Gibson built the trenches where the farmers could make gunpowder, but he also considered having a trench “where everyone urinated in one spot. That’s always handy,” he says. “It was level upon level of backstory for Bullet Farm.”

In thinking of the color palette, Bullett Farm was off the dirt road and “filled with dust, filth and sweat,” says Gibson, so the dusty, textured setting had a rusty patina which was also reflected in the vehicles that came from there.

Gas Town

Gas Town’s look also had its real-world inspiration. “There were images of Saddam [Hussein] retreating from Kuwait and setting fire to the oil derricks out in the desert so nobody could get to them, and people were still fracking and operating all around them.

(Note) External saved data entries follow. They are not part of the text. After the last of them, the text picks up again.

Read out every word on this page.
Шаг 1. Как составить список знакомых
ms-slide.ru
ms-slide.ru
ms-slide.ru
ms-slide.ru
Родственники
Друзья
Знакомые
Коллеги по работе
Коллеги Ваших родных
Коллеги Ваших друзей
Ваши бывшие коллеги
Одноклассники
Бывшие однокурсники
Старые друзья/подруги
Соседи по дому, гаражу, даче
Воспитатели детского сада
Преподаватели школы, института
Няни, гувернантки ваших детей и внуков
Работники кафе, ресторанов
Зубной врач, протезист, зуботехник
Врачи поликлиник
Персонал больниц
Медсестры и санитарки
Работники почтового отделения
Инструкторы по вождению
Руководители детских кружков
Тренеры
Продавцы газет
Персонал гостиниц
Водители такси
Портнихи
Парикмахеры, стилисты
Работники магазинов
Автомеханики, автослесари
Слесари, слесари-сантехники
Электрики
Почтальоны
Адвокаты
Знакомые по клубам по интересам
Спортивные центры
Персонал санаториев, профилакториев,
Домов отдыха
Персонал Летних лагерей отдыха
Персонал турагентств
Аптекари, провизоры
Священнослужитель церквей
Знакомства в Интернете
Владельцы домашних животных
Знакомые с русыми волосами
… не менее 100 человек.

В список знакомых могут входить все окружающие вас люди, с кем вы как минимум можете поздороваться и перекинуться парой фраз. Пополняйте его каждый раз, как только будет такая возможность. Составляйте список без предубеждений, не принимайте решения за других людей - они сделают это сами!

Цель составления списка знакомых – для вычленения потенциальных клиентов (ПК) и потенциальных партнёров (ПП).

Others were burning down, so that’s where that came from,” says Gibson.

When it came to the color palette of that world, people were covered in oil. “It was shiny, slick and over-lubricated,” says Gibson. “So in ‘Fury Road’ the vehicles that came from there were shined, weatherbeaten and sandblasted back to bare metal and oil. They had a black and shiny appearance which meant you know when someone was from that place.”

The War Rig

‘Furiosa’: How Gas Town, Bullet Farm and the War Rig Were Inspired by Kuwait Oil Fields, Wim Wenders and More

Since the film was a prequel, Gibson wanted something that was fast and powerful because they were “back on the road.”

Back in 2000, Gibson had seen an old Cummins V903 Kenworth truck while looking for locations in Dubai. The truck he saw was being used for mining in Saudi Arabia. “I loved it, but it was all torque and no speed, so we went with our version of that which were a couple of new 509 Kenworths and we rebuilt a manual truck,” explains Gibson.

The idea that Miller had was that this truck had to be an earlier version of warlord Immortan Joe’s war rig. After the battle with the Dementors, the next iteration for “Mad Max: Fury Road” would be “more industrial and less brutal.”

Gibson put everything he had into the rig, so it was gleaming with shiny sides. “This was the Louis XIV. This was the Sun King era of Immortan Joe.”

Motorbikes

‘Furiosa’: How Gas Town, Bullet Farm and the War Rig Were Inspired by Kuwait Oil Fields, Wim Wenders and More
Chris Hemsworth’s chariot was made from a BMW R18.

The fleet of motorbikes are a character unto themselves in the film, as they feature among the many intense chases. However, Gibson lacked the time and resources to build the thousands on screen. He made 100, and the rest were computer-generated.

“It’s one thing to see a horde of locusts, but you want to know where they came from, and they’re all different,” Gibson says. He started thinking about each Dementor rider and where they would have been and what they represented. He had a story for every rider. From there, he created the looks and the bikes which came courtesy of BMW, Harley Davidson and Yamaha. “once we had them, we Frankenstein-ed them.”

Along the way, Hemsworth’s bike undergoes some modifications. “He starts on a low gunslinger. I wanted to give it something different, so it’s built on a Rotec R2800 Radial Engine which was set sideways into the bike so it looks like three wheels from the side on.”

once he takes down the next group, he gets a pair of BMW R18 low-slung bikes that lead to the chariot-like vehicle that he later loses during a siege.

By the end, Dementus finishes with a six-wheeler monster truck. “It’s a tow truck because he’s not interested in trade, so the truck made more sense for his character,” says Gibson.